Ces derniers mois, chaque fois que la presse allemande et étrangère évoque Dresde, c’est presque toujours en référence au mouvement anti-islam Pegida, dont les sympathisants défilent chaque lundi dans le centre-ville historique aux cris de «Wir sind das Volk!» («nous sommes le peuple»). Avant l’apparition de ce mouvement anti-islam dans la capitale saxonne il y a un an, Dresde était plutôt associée aux manifestations pacifiques des citoyens d’ex-RDA qui ont précipité la chute du Mur en 1989, mais surtout à son patrimoine architectural exceptionnel –l’église Notre-Dame, la Voûte verte et le Zwinger, pour ne citer qu’eux– et à Noël.
La ville se targue en effet d’accueillir «le plus ancien marché de Noël d’Allemagne»: le Dresdner Striezelmarkt, qui a lieu cette année pour la 581e fois.
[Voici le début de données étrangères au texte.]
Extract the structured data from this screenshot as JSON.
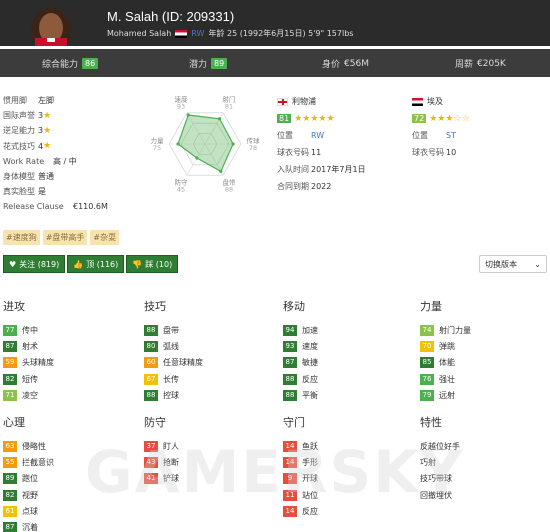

On trouve sur ce marché de Noël des spécialités culinaires de Noël typiques de la capitale saxonne, tel le fameux Dresdner Christstollen, ainsi que de l’artisanat issu des monts Métallifères, du nom donné au massif montagneux près duquel est situé la ville, méconnu en dehors des frontières de l’Allemagne mais incontournable sur les tables de fêtes des foyers allemands qui célèbrent Noël: les pyramides de Noël et les «bonhommes fumeurs» («Räuchermännchen» en allemand).
Les manifestations xénophobes dont Dresde est à la fois le théâtre et le foyer ont sérieusement entaché sa réputation ces derniers mois. Et la magie de Noël risque de ne rien y changer, comme le rapporte le quotidien allemand Die Welt: entre janvier et septembre, le nombre de nuitées a chuté de 2,3%, et ce, alors que le nombre de nuitées était en constante augmentation ces dernières années. Rien qu’en 2014 la ville avait enregistré une hausse de 7,6%.
Image ternie
Interviewé par le quotidien, le président de la Fédération du tourisme de Dresde, Johannes Lohmeyer, estime que sa branche connaît aujourd’hui «la crise la plus grave depuis la Réunification». Pour la directrice de l’Office du tourisme de Dresde, Bettina Bunge, il ne fait pas de doute que Pegida a «terni» l’image de la capitale de Noël. Et Jens-Marten Schwass, directeur de l’hôtel de luxe Taschenbergpalais Kempinski, situé en face du Zwinger, ne mâche lui non plus pas ses mots, estimant que l’image de Dresde est actuellement «catastrophique» et indiquant que de nombreuses réservations dans son établissement ont été annulées: cette année, il a deux fois moins de clients qu’en 2014 à la même période.
Dresde conserve certes sa septième place dans le classement des villes allemandes qui attirent le plus de touristes mais a perdu avant tout des touristes allemands: -4,2% cette année, alors que le nombre de visiteurs étrangers est lui en augmentation (+5,7%).
Le secteur du tourisme représente plus de 20.000 emplois à Dresde. Mais aucune stratégie n’a été mise en place par l’Office du tourisme ou la Mairie de Dresde pour redorer le blason de la ville. Comme l’explique le maire FDP (parti libéral allemand) de la ville Dirk Hilbert, il n’existe pas de moyen juridique d’interdire la tenue de la manifestation hebdomadaire.
Cette situation n’empêche pourtant pas certains de tenter d’en tirer profit, comme cet artisan de la région, auquel le quotidien régional Leipziger Volkszeitung consacrait début novembre un reportage, qui sculpte des bonhommes fumeurs tenant des pancartes comme s’il s’agissait de manifestants anti-Pegida.